Better dive into the ZFS and Boot Environments instead of UFS: http://forums.freebsd.org/showthread.php?t=31662



			
				jonfr said:
			
		

> On my server computer (also Gentoo Linux). I use Aiccu and radvd for IPv6 connection. I also use it as test server for mysql, web pages etc, when I need to do so. Other servers I run on it are dhcpd and dnsmasq for DNS resolving, Samba is also used to transfer files to the web server over the local LAN.



You should not have problems with setting-up these.



			
				jonfr said:
			
		

> But I am sure that I am missing something here. So anything that might be please let me know. Thanks for the help!



If you are comfortable with FreeBSD, then go ahead, start migrating your server to FreeBSD, then desktop, but if you feel, that there are several things/areas where you think you lack some experience/knowledge, pop a VirtualBox virtual machine and test more to be sure how things are/work. Using the specified _ZFS Madness_ HOWTO you can later move that virtual machine onto the physical host.


----------



## throAU (Jun 18, 2012)

You've got backup media right? 


Backup data to file on filesystem both can read (e.g., ZFS, with FUSE on Linux, or FAT, NTFS, network share, etc), then restore into new OS.
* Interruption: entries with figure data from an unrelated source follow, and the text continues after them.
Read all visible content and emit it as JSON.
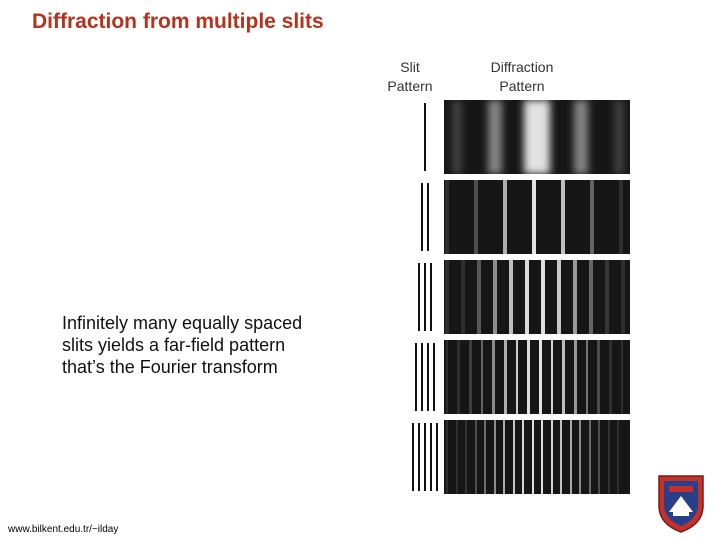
{
  "slide": {
    "title": "Diffraction from multiple slits",
    "column_headers": {
      "slit": "Slit\nPattern",
      "diffraction": "Diffraction\nPattern"
    },
    "body_lines": [
      "Infinitely many equally spaced",
      "slits yields a far-field pattern",
      "that’s the Fourier transform"
    ],
    "footer_url": "www.bilkent.edu.tr/~ilday",
    "figure_rows": [
      {
        "slits": 1
      },
      {
        "slits": 2
      },
      {
        "slits": 3
      },
      {
        "slits": 4
      },
      {
        "slits": 5
      }
    ],
    "colors": {
      "title": "#b5321c",
      "seal_red": "#c3322a",
      "seal_blue": "#2a3f8a"
    }
  }
}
If nothing else it will be a good test of your disaster recovery method.

Yes, backing up will be painful but seriously if you're not already doing it, there's no better time to start like the present.  Especially if you're trying to transition to a new OS; the unfamiliarity may well end up with you making a terrible mistake resulting and nuking your data.  It does happen.

Also, I don't believe you will be able to convert an ext3 filesystem to a FreeBSD native format without a wipe and restore to that device.


----------



## tingo (Jun 21, 2012)

General answers:

migrate your data to a fileserver, including all your backups. Remember to have the backups in a format that you will be able to use on your new system (.tar.gz., .zip or whatever)
install FreeBSD on a new machine, use it as a temporary workstation - learn and get to know your way around FreeBSD.
when you are comfortable enough, decide on a migration plan and migrate.


----------